Personal information
- Full name: Niko Ikävalko
- Date of birth: 24 April 1988 (age 36)
- Place of birth: Helsinki, Finland
- Height: 1.84 m (6 ft 0 in)
- Position(s): Forward

Team information
- Current team: KTP (sporting director)

Youth career
- Kiri Kotka
- KTP

Senior career*
- Years: Team / Apps / (Gls)
- 2005–2009: KooTeePee / 50 / (5)
- 2009–2010: Haka / 26 / (6)
- 2010–2011: KooTeePee / 25 / (5)
- 2011: IFK Mariehamn / 8 / (2)
- 2012–2019: KTP / 106 / (36)
- 2015: → Sudet (loan) / 1 / (0)
- 2019: MYPA / 14 / (0)
- 2021–2022: Peli-Karhut / 10 / (0)

Managerial career
- 2022: Peli-Karhut
- 2022–: KTP (sporting director)

= Niko Ikävalko =

Finnish footballer (born 1988)

Niko Ikävalko (born 24 April 1988) is a Finnish retired footballer who played as a forward.

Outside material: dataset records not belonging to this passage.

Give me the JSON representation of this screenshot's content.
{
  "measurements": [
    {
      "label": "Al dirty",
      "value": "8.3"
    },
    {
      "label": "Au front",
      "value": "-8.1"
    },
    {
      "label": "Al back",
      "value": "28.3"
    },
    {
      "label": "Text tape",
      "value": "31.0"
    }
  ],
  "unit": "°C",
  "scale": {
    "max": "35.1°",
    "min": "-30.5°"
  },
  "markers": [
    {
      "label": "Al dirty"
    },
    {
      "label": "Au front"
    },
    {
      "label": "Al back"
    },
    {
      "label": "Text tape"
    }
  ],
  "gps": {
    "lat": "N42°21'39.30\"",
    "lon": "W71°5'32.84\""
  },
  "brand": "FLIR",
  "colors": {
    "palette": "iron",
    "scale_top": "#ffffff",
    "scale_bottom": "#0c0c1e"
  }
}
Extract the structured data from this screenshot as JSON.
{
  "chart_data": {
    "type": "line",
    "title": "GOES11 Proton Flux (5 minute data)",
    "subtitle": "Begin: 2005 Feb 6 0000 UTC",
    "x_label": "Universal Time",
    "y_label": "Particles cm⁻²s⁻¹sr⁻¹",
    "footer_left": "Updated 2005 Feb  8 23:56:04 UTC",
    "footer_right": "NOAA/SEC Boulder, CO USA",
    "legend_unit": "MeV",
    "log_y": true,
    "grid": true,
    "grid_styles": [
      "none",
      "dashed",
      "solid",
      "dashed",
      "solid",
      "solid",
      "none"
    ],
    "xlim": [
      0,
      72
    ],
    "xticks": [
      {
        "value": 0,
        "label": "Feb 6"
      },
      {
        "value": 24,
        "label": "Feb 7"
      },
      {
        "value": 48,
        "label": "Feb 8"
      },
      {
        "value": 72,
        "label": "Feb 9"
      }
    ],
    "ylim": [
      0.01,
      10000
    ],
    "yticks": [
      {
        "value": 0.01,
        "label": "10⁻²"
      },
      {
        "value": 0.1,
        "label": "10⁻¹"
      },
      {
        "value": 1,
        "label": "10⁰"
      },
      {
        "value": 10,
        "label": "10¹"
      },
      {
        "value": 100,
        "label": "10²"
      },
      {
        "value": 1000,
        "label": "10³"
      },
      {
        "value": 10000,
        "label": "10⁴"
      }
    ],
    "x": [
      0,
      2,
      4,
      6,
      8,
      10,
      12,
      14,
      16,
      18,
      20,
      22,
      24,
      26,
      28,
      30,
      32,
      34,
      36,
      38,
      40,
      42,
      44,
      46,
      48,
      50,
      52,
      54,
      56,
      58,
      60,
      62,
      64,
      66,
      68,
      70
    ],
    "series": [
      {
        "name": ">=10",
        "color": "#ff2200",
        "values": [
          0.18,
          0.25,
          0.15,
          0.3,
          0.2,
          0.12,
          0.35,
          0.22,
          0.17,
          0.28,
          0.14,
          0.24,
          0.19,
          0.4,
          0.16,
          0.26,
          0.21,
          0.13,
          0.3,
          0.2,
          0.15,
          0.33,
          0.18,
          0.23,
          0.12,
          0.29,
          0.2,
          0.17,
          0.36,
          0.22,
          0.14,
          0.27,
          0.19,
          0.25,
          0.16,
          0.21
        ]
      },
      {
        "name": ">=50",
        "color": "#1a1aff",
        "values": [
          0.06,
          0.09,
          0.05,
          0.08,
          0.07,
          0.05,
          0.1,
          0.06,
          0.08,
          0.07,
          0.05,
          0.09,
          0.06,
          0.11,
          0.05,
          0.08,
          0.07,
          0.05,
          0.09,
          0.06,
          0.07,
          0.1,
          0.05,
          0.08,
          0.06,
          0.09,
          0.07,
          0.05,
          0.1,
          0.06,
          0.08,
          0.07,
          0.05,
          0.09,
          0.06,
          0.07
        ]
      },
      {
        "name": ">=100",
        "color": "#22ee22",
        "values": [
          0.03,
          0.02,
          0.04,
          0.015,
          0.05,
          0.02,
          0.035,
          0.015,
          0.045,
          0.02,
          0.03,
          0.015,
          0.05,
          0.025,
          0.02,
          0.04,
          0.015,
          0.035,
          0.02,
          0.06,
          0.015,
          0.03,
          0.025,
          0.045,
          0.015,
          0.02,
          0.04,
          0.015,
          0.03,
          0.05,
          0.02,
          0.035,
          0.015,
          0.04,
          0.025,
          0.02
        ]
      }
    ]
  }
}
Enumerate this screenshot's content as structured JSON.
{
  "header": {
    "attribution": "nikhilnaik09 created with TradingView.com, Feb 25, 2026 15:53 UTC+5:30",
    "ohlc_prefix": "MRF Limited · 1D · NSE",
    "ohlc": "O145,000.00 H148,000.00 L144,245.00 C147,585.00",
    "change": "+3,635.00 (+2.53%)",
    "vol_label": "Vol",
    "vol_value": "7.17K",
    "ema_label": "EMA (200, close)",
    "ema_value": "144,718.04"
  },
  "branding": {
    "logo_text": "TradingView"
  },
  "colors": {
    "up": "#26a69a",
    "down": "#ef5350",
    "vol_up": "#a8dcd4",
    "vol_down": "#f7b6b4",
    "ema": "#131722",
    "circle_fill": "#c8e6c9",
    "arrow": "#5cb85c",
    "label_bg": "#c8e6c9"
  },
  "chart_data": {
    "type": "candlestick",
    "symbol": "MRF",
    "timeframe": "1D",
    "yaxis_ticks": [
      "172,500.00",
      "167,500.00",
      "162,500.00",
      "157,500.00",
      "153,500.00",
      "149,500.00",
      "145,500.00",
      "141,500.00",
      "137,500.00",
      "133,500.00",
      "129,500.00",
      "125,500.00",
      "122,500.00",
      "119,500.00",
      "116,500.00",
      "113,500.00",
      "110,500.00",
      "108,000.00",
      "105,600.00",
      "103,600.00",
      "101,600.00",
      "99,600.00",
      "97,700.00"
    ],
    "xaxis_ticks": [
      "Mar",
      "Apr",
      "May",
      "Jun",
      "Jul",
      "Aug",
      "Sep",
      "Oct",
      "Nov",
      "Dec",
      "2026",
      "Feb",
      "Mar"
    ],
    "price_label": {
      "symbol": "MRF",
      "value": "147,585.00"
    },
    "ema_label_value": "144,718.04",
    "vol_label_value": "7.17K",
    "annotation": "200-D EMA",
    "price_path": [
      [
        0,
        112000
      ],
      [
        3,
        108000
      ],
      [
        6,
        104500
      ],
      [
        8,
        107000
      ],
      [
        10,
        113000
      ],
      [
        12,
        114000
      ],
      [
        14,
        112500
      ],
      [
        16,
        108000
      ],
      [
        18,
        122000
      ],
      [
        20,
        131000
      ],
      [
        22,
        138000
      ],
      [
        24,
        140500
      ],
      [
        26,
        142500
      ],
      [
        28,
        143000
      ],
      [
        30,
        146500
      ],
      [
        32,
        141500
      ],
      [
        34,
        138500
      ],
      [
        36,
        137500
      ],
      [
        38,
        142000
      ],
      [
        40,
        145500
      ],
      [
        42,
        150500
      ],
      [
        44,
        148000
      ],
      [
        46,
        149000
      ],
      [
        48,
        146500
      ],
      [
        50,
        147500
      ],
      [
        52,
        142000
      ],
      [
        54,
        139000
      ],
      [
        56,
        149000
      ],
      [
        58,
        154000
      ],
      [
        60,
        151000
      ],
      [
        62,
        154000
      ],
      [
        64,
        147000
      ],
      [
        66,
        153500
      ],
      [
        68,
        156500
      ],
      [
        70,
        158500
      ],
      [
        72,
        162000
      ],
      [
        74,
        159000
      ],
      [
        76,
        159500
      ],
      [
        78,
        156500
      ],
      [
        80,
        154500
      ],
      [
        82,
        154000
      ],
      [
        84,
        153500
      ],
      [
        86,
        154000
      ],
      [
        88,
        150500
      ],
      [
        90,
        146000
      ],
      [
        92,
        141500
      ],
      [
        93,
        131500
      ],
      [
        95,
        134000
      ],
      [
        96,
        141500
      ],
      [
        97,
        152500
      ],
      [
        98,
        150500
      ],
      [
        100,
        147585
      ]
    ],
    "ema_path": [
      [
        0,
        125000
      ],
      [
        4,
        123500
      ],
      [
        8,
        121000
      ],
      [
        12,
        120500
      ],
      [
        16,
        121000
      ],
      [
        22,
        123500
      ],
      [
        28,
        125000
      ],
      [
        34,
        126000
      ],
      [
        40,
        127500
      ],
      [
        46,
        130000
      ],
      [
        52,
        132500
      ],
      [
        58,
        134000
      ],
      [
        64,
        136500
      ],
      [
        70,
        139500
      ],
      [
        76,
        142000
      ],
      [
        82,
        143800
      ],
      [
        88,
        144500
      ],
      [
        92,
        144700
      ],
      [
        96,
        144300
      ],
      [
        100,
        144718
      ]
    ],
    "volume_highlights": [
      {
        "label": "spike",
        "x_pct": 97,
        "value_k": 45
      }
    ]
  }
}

He is currently the sporting director of Ykkösliiga club Kotkan Työväen Palloilijat (KTP).

==Career==
After retiring as a player in 2022, Ikävalko started to coach local club Peli-Karhut, the reserve team of Kotkan Työväen Palloilijat (KTP). Later in the same year, he was named a sporting director of KTP first team.

==Personal life==
His brother Sami is a basketball player.